カンボジアのアンコールにあるBAPUON寺院(11世紀)です。
イノシシを挟んでシヴァとアルジュナ。

シヴァとアルジュナの戦い。

シヴァからパーシュパタアストラを授かるアルジュナが彫刻されています。

BANTEAY SREI寺院(10世紀)の中央祠堂南面の楣にこの寺院を建立したバラモンのヤジュニャヴァラーハがイノシシとして彫刻され、その上に戦うシヴァとアルジュナが彫刻されています。

タイにあるクメール寺院SIKHORAPHUM(12世紀)の楣です。

中央に踊るシヴァ神、その左上にシヴァとアルジュナ、イノシシが彫刻されています。
インドネシアにはこの物語(マハーバーラタ)をもとに1035年に作られた「アルジュナ・ウィワーハ」というアルジュナの物語があります。
話はほとんど同じです。
東ジャワにあるSUROWONO寺院(13世紀)の基壇に彫刻されていますので、この彫刻を見ながら説明します。
「悪魔王ニワタカワチャが天界を荒らしまわっていた。神々はアルジュナに成敗をお願いする。危機を感じたニワタカワチャは部下のモモシムカをイノシシに変身させアルジュナを襲わせる。
<ニワタカワチャによって派遣された巨人モモシムカはイノシシに変身する>

<イノシシに変身したモモシムカとアルジュナ>

天界にいたシヴァはこの時とばかり、アルジュナの威力を試そうと山地人キラータに変身する。そしてイノシシめがけてアルジュナとキラータは矢を射る。

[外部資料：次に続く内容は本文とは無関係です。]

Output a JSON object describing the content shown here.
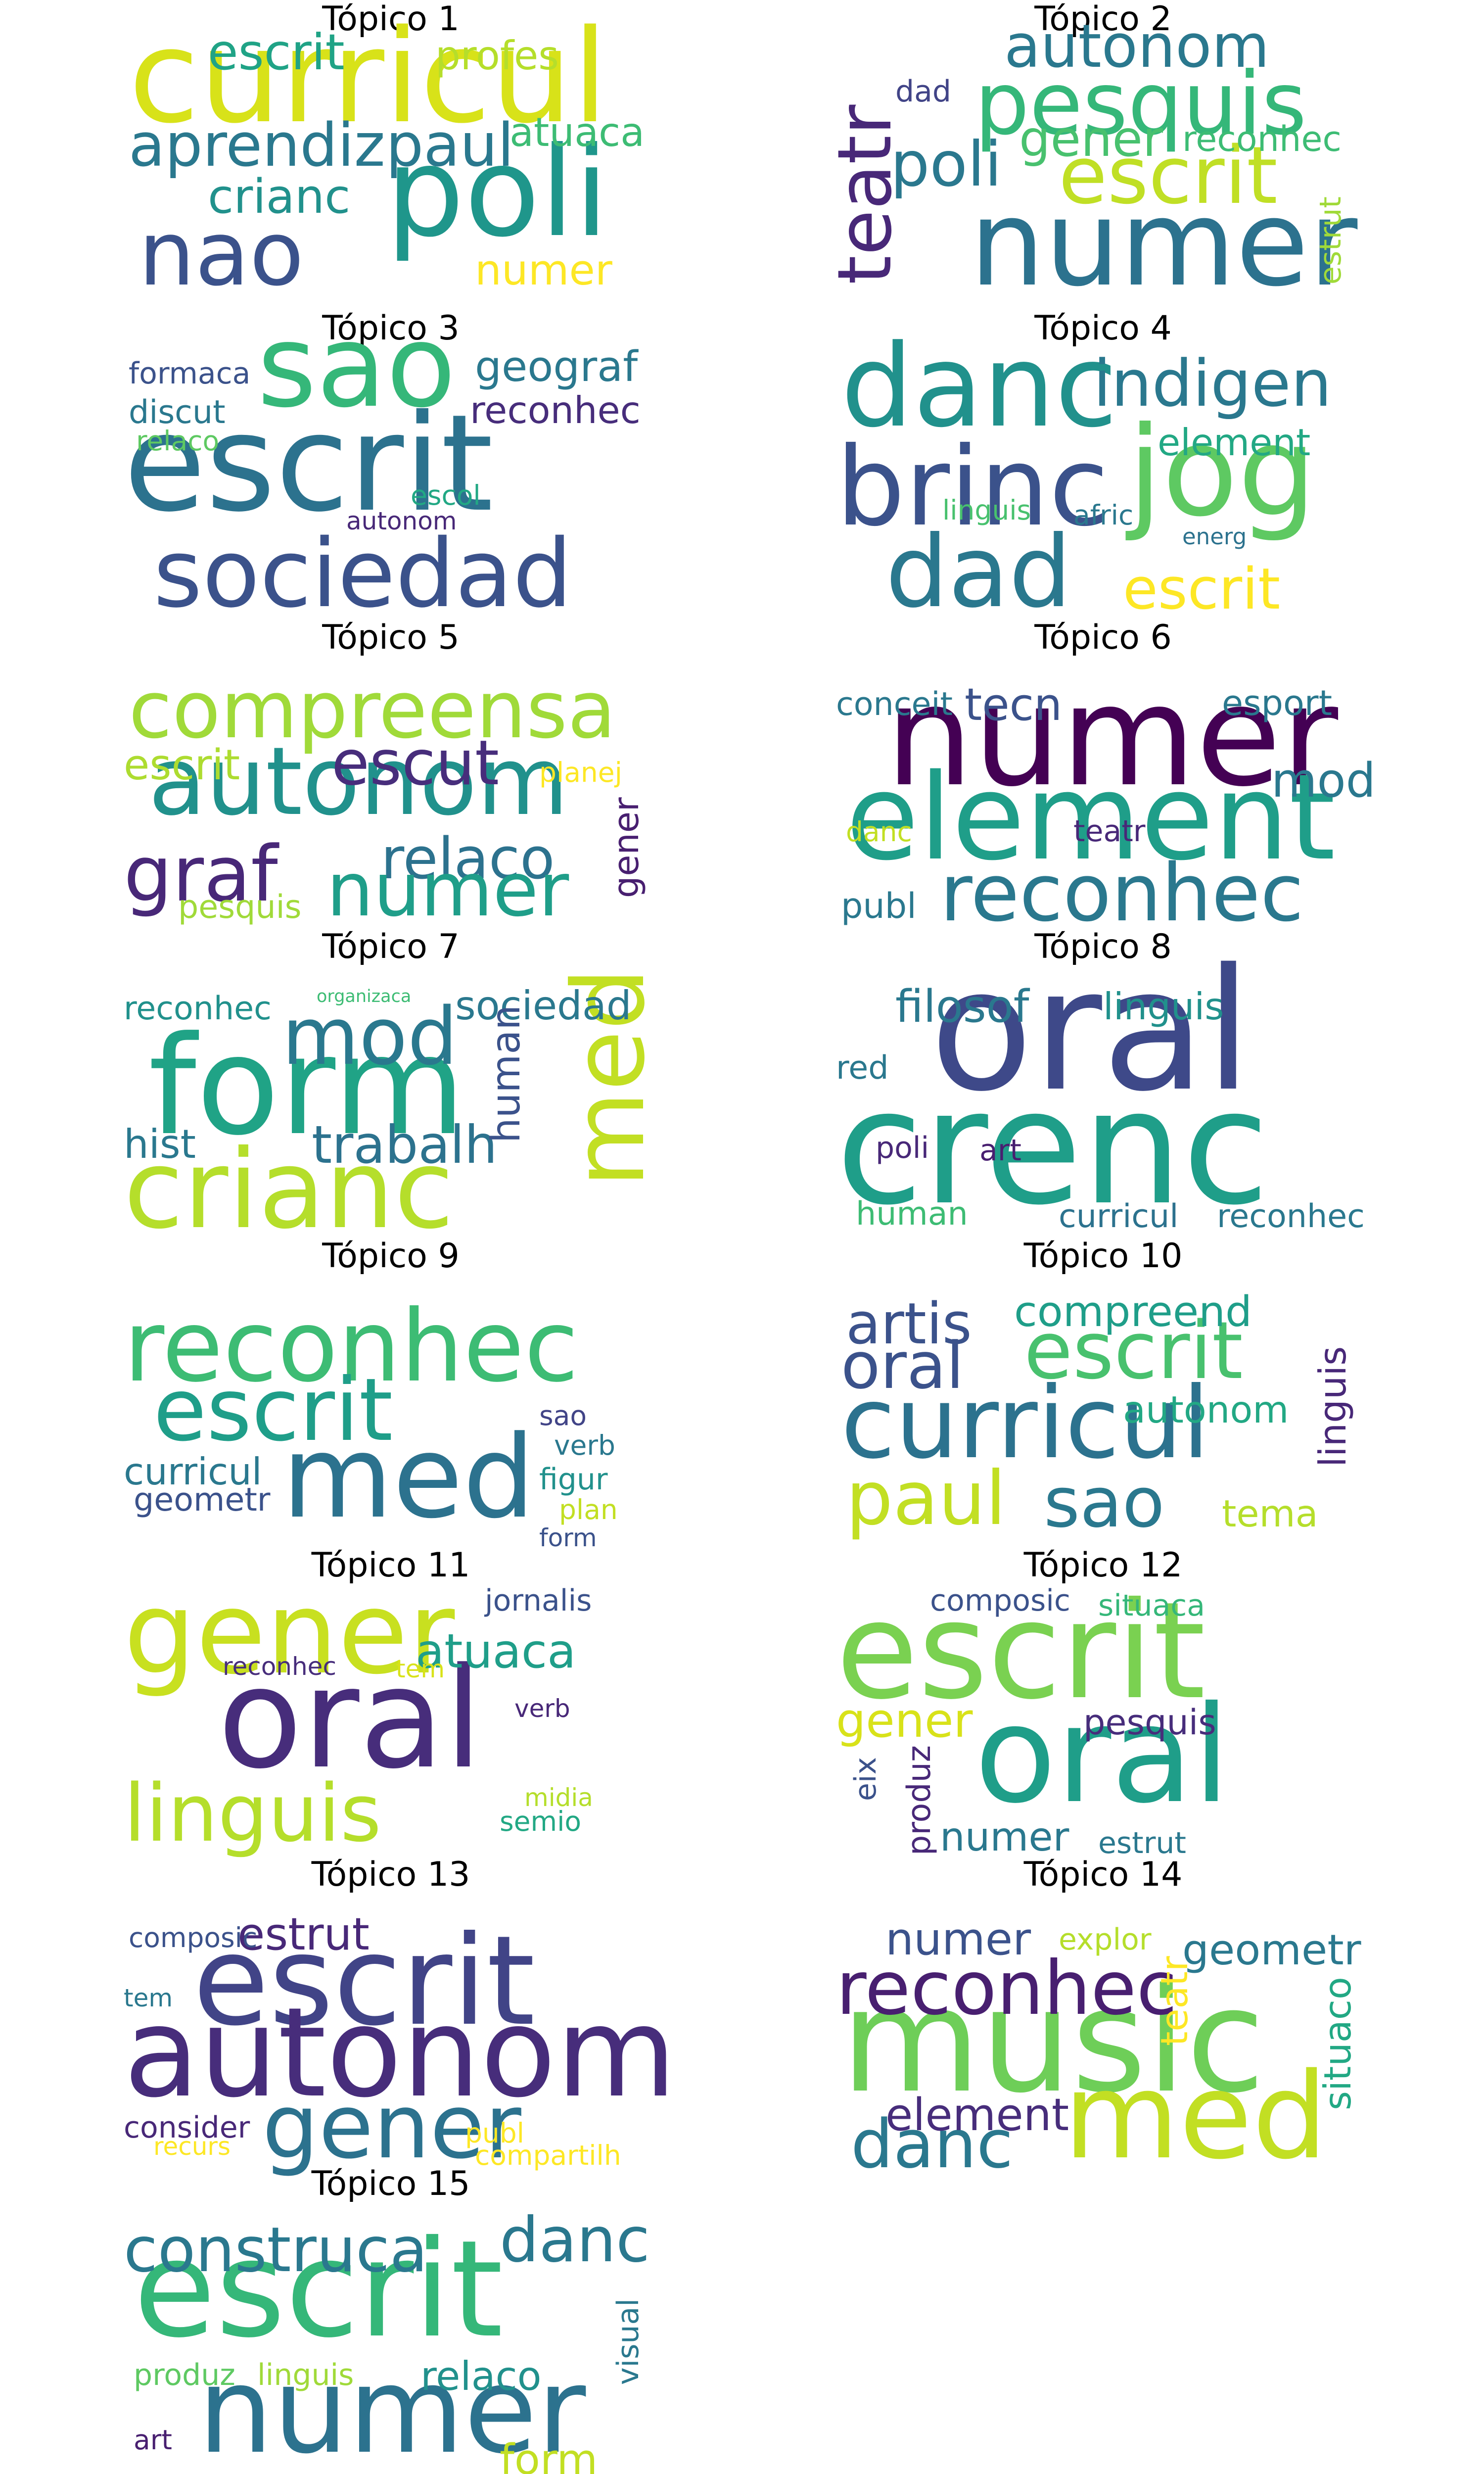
{
  "topics": [
    {
      "title": "Tópico 1",
      "words": [
        {
          "text": "curricul",
          "color": "#d8e219"
        },
        {
          "text": "poli",
          "color": "#1f968b"
        },
        {
          "text": "nao",
          "color": "#3b528b"
        },
        {
          "text": "aprendiz",
          "color": "#2a788e"
        },
        {
          "text": "paul",
          "color": "#2a788e"
        },
        {
          "text": "escrit",
          "color": "#20a386"
        },
        {
          "text": "profes",
          "color": "#b5de2b"
        },
        {
          "text": "crianc",
          "color": "#21918c"
        },
        {
          "text": "atuaca",
          "color": "#3dbc74"
        },
        {
          "text": "numer",
          "color": "#fde725"
        }
      ]
    },
    {
      "title": "Tópico 2",
      "words": [
        {
          "text": "numer",
          "color": "#2c728e"
        },
        {
          "text": "pesquis",
          "color": "#35b779"
        },
        {
          "text": "autonom",
          "color": "#2a788e"
        },
        {
          "text": "teatr",
          "color": "#482878"
        },
        {
          "text": "escrit",
          "color": "#c0df25"
        },
        {
          "text": "poli",
          "color": "#2a788e"
        },
        {
          "text": "gener",
          "color": "#48c16e"
        },
        {
          "text": "reconhec",
          "color": "#3dbc74"
        },
        {
          "text": "dad",
          "color": "#414487"
        },
        {
          "text": "estrut",
          "color": "#a0da39"
        }
      ]
    },
    {
      "title": "Tópico 3",
      "words": [
        {
          "text": "escrit",
          "color": "#2c728e"
        },
        {
          "text": "sociedad",
          "color": "#3b528b"
        },
        {
          "text": "sao",
          "color": "#35b779"
        },
        {
          "text": "geograf",
          "color": "#2a788e"
        },
        {
          "text": "reconhec",
          "color": "#472d7b"
        },
        {
          "text": "formaca",
          "color": "#3b528b"
        },
        {
          "text": "discut",
          "color": "#2a788e"
        },
        {
          "text": "relaco",
          "color": "#5ec962"
        },
        {
          "text": "escol",
          "color": "#22a884"
        },
        {
          "text": "autonom",
          "color": "#482878"
        }
      ]
    },
    {
      "title": "Tópico 4",
      "words": [
        {
          "text": "danc",
          "color": "#21918c"
        },
        {
          "text": "brinc",
          "color": "#3b528b"
        },
        {
          "text": "jog",
          "color": "#5ec962"
        },
        {
          "text": "dad",
          "color": "#2a788e"
        },
        {
          "text": "indigen",
          "color": "#2a788e"
        },
        {
          "text": "element",
          "color": "#22a884"
        },
        {
          "text": "escrit",
          "color": "#fde725"
        },
        {
          "text": "linguis",
          "color": "#48c16e"
        },
        {
          "text": "afric",
          "color": "#2a788e"
        },
        {
          "text": "energ",
          "color": "#2c728e"
        }
      ]
    },
    {
      "title": "Tópico 5",
      "words": [
        {
          "text": "compreensa",
          "color": "#a0da39"
        },
        {
          "text": "autonom",
          "color": "#21918c"
        },
        {
          "text": "escut",
          "color": "#472d7b"
        },
        {
          "text": "graf",
          "color": "#482878"
        },
        {
          "text": "relaco",
          "color": "#2c728e"
        },
        {
          "text": "numer",
          "color": "#1f9e89"
        },
        {
          "text": "escrit",
          "color": "#addc30"
        },
        {
          "text": "planej",
          "color": "#fde725"
        },
        {
          "text": "gener",
          "color": "#481f70"
        },
        {
          "text": "pesquis",
          "color": "#a0da39"
        }
      ]
    },
    {
      "title": "Tópico 6",
      "words": [
        {
          "text": "numer",
          "color": "#440154"
        },
        {
          "text": "element",
          "color": "#1f9e89"
        },
        {
          "text": "reconhec",
          "color": "#2a788e"
        },
        {
          "text": "tecn",
          "color": "#3b528b"
        },
        {
          "text": "conceit",
          "color": "#2a788e"
        },
        {
          "text": "esport",
          "color": "#2a788e"
        },
        {
          "text": "mod",
          "color": "#2a788e"
        },
        {
          "text": "danc",
          "color": "#c2df23"
        },
        {
          "text": "teatr",
          "color": "#482878"
        },
        {
          "text": "publ",
          "color": "#2a788e"
        }
      ]
    },
    {
      "title": "Tópico 7",
      "words": [
        {
          "text": "form",
          "color": "#20a386"
        },
        {
          "text": "crianc",
          "color": "#b5de2b"
        },
        {
          "text": "med",
          "color": "#c2df23"
        },
        {
          "text": "mod",
          "color": "#2a788e"
        },
        {
          "text": "trabalh",
          "color": "#2c728e"
        },
        {
          "text": "sociedad",
          "color": "#2a788e"
        },
        {
          "text": "reconhec",
          "color": "#21918c"
        },
        {
          "text": "hist",
          "color": "#2a788e"
        },
        {
          "text": "human",
          "color": "#3b528b"
        },
        {
          "text": "organizaca",
          "color": "#3dbc74"
        }
      ]
    },
    {
      "title": "Tópico 8",
      "words": [
        {
          "text": "oral",
          "color": "#3e4989"
        },
        {
          "text": "crenc",
          "color": "#1f9e89"
        },
        {
          "text": "filosof",
          "color": "#2a788e"
        },
        {
          "text": "linguis",
          "color": "#21918c"
        },
        {
          "text": "red",
          "color": "#2a788e"
        },
        {
          "text": "poli",
          "color": "#482878"
        },
        {
          "text": "art",
          "color": "#481f70"
        },
        {
          "text": "human",
          "color": "#3dbc74"
        },
        {
          "text": "curricul",
          "color": "#2c728e"
        },
        {
          "text": "reconhec",
          "color": "#2a788e"
        }
      ]
    },
    {
      "title": "Tópico 9",
      "words": [
        {
          "text": "reconhec",
          "color": "#3dbc74"
        },
        {
          "text": "med",
          "color": "#2c728e"
        },
        {
          "text": "escrit",
          "color": "#1f9e89"
        },
        {
          "text": "curricul",
          "color": "#2a788e"
        },
        {
          "text": "geometr",
          "color": "#3b528b"
        },
        {
          "text": "sao",
          "color": "#414487"
        },
        {
          "text": "verb",
          "color": "#2a788e"
        },
        {
          "text": "figur",
          "color": "#21918c"
        },
        {
          "text": "plan",
          "color": "#c2df23"
        },
        {
          "text": "form",
          "color": "#3b528b"
        }
      ]
    },
    {
      "title": "Tópico 10",
      "words": [
        {
          "text": "curricul",
          "color": "#2c728e"
        },
        {
          "text": "escrit",
          "color": "#48c16e"
        },
        {
          "text": "oral",
          "color": "#3b528b"
        },
        {
          "text": "artis",
          "color": "#3b528b"
        },
        {
          "text": "compreend",
          "color": "#1f9e89"
        },
        {
          "text": "paul",
          "color": "#c2df23"
        },
        {
          "text": "sao",
          "color": "#2a788e"
        },
        {
          "text": "autonom",
          "color": "#22a884"
        },
        {
          "text": "linguis",
          "color": "#482878"
        },
        {
          "text": "tema",
          "color": "#b5de2b"
        }
      ]
    },
    {
      "title": "Tópico 11",
      "words": [
        {
          "text": "gener",
          "color": "#c8e020"
        },
        {
          "text": "oral",
          "color": "#472d7b"
        },
        {
          "text": "linguis",
          "color": "#b5de2b"
        },
        {
          "text": "atuaca",
          "color": "#1f9e89"
        },
        {
          "text": "jornalis",
          "color": "#3b528b"
        },
        {
          "text": "reconhec",
          "color": "#472d7b"
        },
        {
          "text": "tem",
          "color": "#d8e219"
        },
        {
          "text": "verb",
          "color": "#482878"
        },
        {
          "text": "midia",
          "color": "#b5de2b"
        },
        {
          "text": "semio",
          "color": "#22a884"
        }
      ]
    },
    {
      "title": "Tópico 12",
      "words": [
        {
          "text": "escrit",
          "color": "#7ad151"
        },
        {
          "text": "oral",
          "color": "#1f9e89"
        },
        {
          "text": "gener",
          "color": "#d8e219"
        },
        {
          "text": "composic",
          "color": "#3b528b"
        },
        {
          "text": "situaca",
          "color": "#35b779"
        },
        {
          "text": "pesquis",
          "color": "#472d7b"
        },
        {
          "text": "eix",
          "color": "#3b528b"
        },
        {
          "text": "produz",
          "color": "#482878"
        },
        {
          "text": "numer",
          "color": "#2a788e"
        },
        {
          "text": "estrut",
          "color": "#2a788e"
        }
      ]
    },
    {
      "title": "Tópico 13",
      "words": [
        {
          "text": "escrit",
          "color": "#414487"
        },
        {
          "text": "autonom",
          "color": "#472d7b"
        },
        {
          "text": "gener",
          "color": "#2c728e"
        },
        {
          "text": "estrut",
          "color": "#482878"
        },
        {
          "text": "composic",
          "color": "#3b528b"
        },
        {
          "text": "tem",
          "color": "#2a788e"
        },
        {
          "text": "consider",
          "color": "#482878"
        },
        {
          "text": "recurs",
          "color": "#fde725"
        },
        {
          "text": "publ",
          "color": "#fde725"
        },
        {
          "text": "compartilh",
          "color": "#fde725"
        }
      ]
    },
    {
      "title": "Tópico 14",
      "words": [
        {
          "text": "music",
          "color": "#6ece58"
        },
        {
          "text": "reconhec",
          "color": "#481f70"
        },
        {
          "text": "med",
          "color": "#c2df23"
        },
        {
          "text": "danc",
          "color": "#2a788e"
        },
        {
          "text": "element",
          "color": "#472d7b"
        },
        {
          "text": "numer",
          "color": "#3b528b"
        },
        {
          "text": "explor",
          "color": "#b5de2b"
        },
        {
          "text": "geometr",
          "color": "#2a788e"
        },
        {
          "text": "teatr",
          "color": "#fde725"
        },
        {
          "text": "situaco",
          "color": "#22a884"
        }
      ]
    },
    {
      "title": "Tópico 15",
      "words": [
        {
          "text": "escrit",
          "color": "#35b779"
        },
        {
          "text": "numer",
          "color": "#2c728e"
        },
        {
          "text": "construca",
          "color": "#2a788e"
        },
        {
          "text": "danc",
          "color": "#2a788e"
        },
        {
          "text": "relaco",
          "color": "#21918c"
        },
        {
          "text": "produz",
          "color": "#5ec962"
        },
        {
          "text": "linguis",
          "color": "#a0da39"
        },
        {
          "text": "visual",
          "color": "#2a788e"
        },
        {
          "text": "art",
          "color": "#481f70"
        },
        {
          "text": "form",
          "color": "#c2df23"
        }
      ]
    }
  ]
}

するとその矢は一本となってイノシシに当たる。そこで両者は自分の矢だと主張して争いになりついにキラータは本性を現しシヴァ神になる。
<モモシムカのイノシシにアルジュナの矢と狩人に変身したシヴァの矢が同時に刺さる>

<猟師とアルジュナが争う アルジュナがキラータの足首を掴んで投げようとしている>

アルジュナは驚きシヴァの前にひざまずき礼拝する。
シヴァはアルジュナに天界の特別な矢を授ける」というものです。
<狩人に変身したシヴァが姿を表すと驚いてシヴァに帰依するアルジュナと供のプンカワ>

この物語は東南アジアで見事に開花しました。
特に「マハーバーラタ」と「ラーマーヤナ」はインドネシアで好まれ、独自の文学を築き上げました。